He cited Doncaster children's services, which moved from an "inadequate" rating from Ofsted to "good" under the leadership of an indepdendent children's trust, as an example of this.

"When I travel around the country and look at children's services, whether in Hackney, or Islington or Doncaster or Hampshire or Staffordshire what I see is that of course there are financial pressures on the system and it is important that I have a much sharper and clearer view on the financial challenges," he said.

"But what I also see, and the sector bears this out, is good leadership makes a huge difference.

"I asked the social workers in Doncaster who turned around that failing children's services with a spiral of failure. I got them in a room and got the leadership to leave the room.

"I said ‘70 per cent of you are the same people who were there when children's services were failing the children and families in Doncaster, what happened? What is the magic source that you introduced that allowed you to go from that spiral of failure to success'.

"To a man and a woman they said to me it was having a strong leadership that was consistently there for them and gave them the confidence and the support to deliver for those children and families."

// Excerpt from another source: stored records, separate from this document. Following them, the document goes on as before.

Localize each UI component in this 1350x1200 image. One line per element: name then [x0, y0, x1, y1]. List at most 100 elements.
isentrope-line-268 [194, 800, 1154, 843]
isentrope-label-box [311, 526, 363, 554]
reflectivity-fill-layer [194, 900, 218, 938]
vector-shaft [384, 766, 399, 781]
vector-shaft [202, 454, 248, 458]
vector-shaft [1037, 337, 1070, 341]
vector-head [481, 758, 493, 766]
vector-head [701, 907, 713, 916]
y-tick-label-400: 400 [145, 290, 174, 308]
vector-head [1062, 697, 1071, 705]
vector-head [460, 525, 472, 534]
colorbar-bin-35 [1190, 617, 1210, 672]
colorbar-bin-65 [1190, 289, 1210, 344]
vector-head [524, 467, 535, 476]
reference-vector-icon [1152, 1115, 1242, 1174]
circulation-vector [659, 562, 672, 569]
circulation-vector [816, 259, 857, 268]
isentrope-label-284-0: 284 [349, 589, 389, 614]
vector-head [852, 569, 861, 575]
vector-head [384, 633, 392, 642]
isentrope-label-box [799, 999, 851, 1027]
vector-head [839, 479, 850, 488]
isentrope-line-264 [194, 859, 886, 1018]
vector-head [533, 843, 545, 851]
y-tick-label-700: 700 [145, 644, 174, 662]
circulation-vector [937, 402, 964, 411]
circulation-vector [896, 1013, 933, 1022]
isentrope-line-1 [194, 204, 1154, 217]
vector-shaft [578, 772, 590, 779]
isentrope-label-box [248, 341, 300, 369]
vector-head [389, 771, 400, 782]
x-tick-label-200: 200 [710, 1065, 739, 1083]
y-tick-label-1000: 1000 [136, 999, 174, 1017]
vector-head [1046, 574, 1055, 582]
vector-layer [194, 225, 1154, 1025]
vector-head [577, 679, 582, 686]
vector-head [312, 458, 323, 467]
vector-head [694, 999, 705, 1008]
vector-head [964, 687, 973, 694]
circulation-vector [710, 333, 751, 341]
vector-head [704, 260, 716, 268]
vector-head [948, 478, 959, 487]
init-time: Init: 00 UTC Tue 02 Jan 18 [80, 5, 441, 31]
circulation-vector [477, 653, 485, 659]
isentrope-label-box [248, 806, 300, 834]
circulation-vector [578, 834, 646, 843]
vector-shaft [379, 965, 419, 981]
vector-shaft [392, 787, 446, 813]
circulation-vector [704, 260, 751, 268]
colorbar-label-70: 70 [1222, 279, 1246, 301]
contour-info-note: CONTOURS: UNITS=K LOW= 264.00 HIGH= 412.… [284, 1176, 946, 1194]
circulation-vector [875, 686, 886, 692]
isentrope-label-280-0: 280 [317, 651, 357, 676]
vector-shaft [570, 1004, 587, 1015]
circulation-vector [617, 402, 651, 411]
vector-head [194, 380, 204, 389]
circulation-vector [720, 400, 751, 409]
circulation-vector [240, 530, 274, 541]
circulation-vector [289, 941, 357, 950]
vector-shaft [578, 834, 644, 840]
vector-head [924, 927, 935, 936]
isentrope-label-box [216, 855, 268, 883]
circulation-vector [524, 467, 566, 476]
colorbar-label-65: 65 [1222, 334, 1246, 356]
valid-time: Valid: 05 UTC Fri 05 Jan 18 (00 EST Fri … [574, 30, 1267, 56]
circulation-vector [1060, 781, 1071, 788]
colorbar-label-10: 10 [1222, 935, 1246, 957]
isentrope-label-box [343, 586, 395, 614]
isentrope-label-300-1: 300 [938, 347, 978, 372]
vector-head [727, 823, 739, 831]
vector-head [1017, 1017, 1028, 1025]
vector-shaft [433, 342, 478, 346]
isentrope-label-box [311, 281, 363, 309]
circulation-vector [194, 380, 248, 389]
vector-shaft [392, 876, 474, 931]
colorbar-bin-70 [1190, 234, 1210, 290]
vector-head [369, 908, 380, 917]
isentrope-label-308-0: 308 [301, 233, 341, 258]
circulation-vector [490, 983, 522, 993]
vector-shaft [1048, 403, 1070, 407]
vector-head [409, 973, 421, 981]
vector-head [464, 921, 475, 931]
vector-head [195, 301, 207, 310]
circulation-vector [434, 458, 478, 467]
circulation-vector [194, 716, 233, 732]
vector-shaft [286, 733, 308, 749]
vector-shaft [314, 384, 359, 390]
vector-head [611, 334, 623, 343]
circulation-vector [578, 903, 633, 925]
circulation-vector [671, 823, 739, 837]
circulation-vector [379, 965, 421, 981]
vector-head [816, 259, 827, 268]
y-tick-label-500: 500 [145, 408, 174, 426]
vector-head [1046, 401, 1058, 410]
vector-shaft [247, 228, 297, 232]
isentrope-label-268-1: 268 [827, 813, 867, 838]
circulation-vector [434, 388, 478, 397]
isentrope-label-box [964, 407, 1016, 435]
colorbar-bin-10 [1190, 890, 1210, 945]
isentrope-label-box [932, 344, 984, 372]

Earlier this month Zahawi attended the Association of Directors of Children's Services annual conference when the organisation's president Stuart Gallimore said there was "no fat left to trim" in children's services due to a decade of government austerity measures combined with increasing demand.

Speaking after Gallimore, Zahawi said that he wanted to work with the sector "to understand the evidence for additional investment".

The Local Government Association has previously warned that annual spending by councils on children's services will increase by £2bn by 2020

Zahawi was appearing in front of the education committee as part of their regular accountability sessions with ministers.

During the session Zahawi also said he was committed to tackling schools that "off roll" or exclude children with special education needs.

"It is unacceptable for schools to off roll, it is illegal to unofficially exclude, and mustn't happen. Schools should work together to ensure there are no exclusions," he said.